En todo este proceso, las autoras de Il grande imbroglio analizan dos fenómenos con especial atención: la infantilización de las empresas y la externalización de las competencias. La infantilización (tratada en el capítulo 6) de los gobiernos, de las empresas y ahora también de las organizaciones y de todas las instituciones, nace de la progresiva reducción de su autonomía. El libro, con datos en la mano, muestra cómo se está creando una auténtica adicción a los consultores, a los que recurren unos empresarios y directivos cada vez más inseguros; y después, como ocurre en todas las dependencias sin sustancia, para mantener mañana la misma satisfacción de hoy, tienen que aumentar la dosis (p. 156). Empresas y empresarios reducidos a niños sin autonomía que para cualquier decisión recurren al exterior buscando seguridades – la presencia de las grandes sociedades de consultoría es también una especie de “certificación” de las relaciones y de la gestión de las emociones, parecida a las antiguas certificaciones de calidad –.

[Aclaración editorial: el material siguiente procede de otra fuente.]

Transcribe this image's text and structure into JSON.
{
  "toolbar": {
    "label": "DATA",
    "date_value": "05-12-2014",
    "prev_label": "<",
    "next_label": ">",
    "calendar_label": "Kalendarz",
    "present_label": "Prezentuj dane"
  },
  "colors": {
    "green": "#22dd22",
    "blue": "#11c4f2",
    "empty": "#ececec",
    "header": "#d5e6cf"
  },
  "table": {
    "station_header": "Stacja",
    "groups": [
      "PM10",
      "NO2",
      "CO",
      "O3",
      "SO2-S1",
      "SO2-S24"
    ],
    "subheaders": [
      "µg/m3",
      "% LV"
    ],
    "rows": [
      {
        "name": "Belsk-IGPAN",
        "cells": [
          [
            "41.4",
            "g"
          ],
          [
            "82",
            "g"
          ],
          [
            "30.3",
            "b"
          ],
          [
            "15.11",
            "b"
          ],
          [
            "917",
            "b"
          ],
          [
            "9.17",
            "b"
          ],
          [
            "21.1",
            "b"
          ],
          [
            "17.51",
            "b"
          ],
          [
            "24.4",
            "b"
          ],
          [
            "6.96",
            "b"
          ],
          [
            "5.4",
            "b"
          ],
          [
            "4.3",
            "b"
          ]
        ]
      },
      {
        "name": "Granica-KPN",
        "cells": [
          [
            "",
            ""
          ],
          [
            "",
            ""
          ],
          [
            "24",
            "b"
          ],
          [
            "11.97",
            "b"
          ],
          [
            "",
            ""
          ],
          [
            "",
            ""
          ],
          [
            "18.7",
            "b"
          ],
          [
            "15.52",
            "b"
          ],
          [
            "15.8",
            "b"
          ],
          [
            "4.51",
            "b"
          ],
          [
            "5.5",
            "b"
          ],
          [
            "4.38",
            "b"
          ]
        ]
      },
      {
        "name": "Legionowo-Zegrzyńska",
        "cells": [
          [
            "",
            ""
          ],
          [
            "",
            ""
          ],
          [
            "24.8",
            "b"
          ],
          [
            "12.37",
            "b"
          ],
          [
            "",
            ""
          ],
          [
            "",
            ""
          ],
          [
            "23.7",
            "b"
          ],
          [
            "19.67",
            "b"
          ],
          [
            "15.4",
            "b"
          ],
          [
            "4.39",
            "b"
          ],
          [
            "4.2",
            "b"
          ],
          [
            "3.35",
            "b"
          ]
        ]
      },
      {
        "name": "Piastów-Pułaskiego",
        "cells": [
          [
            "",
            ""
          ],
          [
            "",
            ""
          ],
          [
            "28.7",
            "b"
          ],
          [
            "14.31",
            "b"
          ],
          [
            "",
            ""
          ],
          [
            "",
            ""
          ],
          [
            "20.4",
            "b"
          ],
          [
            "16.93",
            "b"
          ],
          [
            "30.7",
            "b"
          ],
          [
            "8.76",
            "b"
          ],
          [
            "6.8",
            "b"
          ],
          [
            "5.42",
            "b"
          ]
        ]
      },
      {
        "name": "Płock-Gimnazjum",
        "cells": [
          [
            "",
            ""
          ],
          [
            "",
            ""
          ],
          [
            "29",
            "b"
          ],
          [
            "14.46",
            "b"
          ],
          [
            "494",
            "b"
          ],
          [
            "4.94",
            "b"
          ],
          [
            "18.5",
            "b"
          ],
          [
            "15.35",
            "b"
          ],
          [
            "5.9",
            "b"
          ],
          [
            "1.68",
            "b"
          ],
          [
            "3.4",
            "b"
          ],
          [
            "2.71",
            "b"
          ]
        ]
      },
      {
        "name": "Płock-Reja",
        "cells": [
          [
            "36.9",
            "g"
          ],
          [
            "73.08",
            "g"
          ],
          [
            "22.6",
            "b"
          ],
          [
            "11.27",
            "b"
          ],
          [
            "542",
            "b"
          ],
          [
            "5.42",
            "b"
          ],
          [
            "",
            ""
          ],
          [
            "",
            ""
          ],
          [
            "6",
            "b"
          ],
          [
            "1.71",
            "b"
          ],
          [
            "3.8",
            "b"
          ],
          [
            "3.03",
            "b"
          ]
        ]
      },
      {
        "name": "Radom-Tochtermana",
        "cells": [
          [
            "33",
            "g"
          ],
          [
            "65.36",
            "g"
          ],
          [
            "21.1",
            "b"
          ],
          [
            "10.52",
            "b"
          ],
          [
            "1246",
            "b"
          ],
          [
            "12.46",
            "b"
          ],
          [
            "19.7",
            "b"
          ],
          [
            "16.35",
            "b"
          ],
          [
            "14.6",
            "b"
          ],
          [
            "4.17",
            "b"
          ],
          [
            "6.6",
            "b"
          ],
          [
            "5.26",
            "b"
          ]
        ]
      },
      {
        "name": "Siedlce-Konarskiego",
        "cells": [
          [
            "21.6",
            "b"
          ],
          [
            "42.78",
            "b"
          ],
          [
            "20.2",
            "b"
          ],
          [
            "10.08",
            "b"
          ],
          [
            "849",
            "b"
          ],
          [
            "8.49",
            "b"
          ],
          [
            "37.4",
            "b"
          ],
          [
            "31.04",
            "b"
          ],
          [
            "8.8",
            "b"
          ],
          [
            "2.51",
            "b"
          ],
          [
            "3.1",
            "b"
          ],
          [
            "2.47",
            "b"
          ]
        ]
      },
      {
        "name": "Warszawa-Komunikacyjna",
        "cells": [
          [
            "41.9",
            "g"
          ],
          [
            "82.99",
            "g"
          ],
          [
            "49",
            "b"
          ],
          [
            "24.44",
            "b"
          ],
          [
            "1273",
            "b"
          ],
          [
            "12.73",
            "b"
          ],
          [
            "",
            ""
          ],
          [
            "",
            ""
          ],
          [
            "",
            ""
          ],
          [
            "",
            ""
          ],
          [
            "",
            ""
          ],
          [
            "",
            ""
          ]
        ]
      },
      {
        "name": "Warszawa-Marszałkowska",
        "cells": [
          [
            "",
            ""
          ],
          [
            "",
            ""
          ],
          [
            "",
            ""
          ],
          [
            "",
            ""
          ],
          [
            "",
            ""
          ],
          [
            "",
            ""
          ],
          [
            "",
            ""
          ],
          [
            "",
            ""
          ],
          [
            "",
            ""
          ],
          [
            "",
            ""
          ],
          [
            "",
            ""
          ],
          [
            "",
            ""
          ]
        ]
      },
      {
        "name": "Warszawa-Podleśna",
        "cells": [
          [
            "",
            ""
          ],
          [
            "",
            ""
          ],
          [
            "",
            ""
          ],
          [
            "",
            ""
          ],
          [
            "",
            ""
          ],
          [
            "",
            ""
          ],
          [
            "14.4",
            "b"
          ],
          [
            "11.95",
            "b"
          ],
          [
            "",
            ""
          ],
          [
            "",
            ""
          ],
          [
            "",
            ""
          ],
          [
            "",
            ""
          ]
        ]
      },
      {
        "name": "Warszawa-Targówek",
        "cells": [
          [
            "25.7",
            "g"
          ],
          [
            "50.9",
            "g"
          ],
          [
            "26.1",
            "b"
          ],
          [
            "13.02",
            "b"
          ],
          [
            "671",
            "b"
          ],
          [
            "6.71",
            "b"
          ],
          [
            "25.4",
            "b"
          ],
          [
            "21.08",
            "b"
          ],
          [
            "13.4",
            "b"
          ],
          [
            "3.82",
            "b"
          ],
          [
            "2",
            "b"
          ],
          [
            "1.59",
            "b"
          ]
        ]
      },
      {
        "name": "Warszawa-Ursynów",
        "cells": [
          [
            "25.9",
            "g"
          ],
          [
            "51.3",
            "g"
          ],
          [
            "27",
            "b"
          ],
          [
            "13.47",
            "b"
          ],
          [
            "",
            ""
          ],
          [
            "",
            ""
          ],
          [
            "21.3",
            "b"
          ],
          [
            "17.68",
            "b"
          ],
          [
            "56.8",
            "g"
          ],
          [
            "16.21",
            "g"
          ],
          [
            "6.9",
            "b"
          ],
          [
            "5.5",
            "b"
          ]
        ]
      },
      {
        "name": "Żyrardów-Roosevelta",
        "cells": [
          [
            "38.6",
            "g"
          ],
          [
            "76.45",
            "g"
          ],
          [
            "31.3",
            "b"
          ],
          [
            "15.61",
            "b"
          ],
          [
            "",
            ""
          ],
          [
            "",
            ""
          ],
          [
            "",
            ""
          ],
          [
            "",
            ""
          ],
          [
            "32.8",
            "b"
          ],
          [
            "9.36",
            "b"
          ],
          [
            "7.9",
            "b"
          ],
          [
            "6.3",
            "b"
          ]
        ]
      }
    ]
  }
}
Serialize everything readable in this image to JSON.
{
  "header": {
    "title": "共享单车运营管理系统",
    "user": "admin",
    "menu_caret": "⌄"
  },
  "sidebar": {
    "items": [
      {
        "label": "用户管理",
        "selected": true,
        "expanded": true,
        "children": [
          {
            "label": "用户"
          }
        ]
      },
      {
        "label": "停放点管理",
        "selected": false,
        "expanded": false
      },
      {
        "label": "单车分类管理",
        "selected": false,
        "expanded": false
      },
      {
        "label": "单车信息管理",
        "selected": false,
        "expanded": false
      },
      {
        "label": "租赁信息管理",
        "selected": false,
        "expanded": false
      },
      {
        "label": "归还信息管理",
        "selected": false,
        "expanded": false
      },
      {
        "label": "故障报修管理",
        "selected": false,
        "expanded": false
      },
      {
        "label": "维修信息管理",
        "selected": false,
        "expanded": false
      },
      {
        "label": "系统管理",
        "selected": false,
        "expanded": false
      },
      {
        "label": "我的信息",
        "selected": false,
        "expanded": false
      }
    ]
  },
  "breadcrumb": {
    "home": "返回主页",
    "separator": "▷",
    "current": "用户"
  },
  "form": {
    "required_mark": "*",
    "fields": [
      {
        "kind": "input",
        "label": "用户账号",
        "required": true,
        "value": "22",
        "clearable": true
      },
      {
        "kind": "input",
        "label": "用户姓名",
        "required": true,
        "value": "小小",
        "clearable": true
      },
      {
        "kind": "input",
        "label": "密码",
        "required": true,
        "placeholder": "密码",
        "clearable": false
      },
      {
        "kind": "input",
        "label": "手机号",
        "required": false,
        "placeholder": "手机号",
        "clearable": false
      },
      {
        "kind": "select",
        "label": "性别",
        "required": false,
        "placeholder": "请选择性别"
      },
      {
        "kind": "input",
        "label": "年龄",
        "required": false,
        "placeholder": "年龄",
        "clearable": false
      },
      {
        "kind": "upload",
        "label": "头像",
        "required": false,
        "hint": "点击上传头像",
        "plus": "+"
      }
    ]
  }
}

Por eso, la consultoría no crece por oferta inducida, sino que es guiada por la demanda, ya que son las empresas (y las instituciones) las que – drogadas – lo solicitan cada vez más: «La oferta es una respuesta a una demanda» (p.104). Los consultores también desempeñan una función psicológica (p.127). La infantilización es, por tanto, una pérdida de autonomía, responsabilidad y control en las decisiones, que son “subcontratadas” con sujetos terceros que acaban siendo los verdaderos conductores de las instituciones de hoy. Las autoras ven también la política nacional e internacional guiada sobre todo por consultores, con un enorme problema de conflicto de intereses, porque son las mismas empresas de consultoría las que, por una parte, asisten a los gobiernos para reducir el impacto ambiental y, por otra, a las empresas para ayudarlas a aumentarlo (p.241).

Es interesante otro punto que se pone de relieve en la parte central del libro: la cuota de valor añadido que va a la consultoría no es técnicamente beneficio sino renta (pp.103 y siguientes), porque es parte de un juego de suma cero con los empresarios, una especie de impuesto invisible que con frecuencia se traslada a los precios de los bienes de consumo. Para terminar, las autoras denuncian un último gran peligro. Es el representado por el crecimiento en el capitalismo actual de un poder sin responsabilidad, puesto que los consultores no pueden ni quieren responder de las consecuencias derivadas de sus consejos, que cada vez son más sustitutivos y no subsidiarios de las decisiones de las empresas. Así pues, no solo la economía está entrando en crisis, sino que también – como repiten muchas veces Mazzucato y Collingon – está sufriendo la democracia.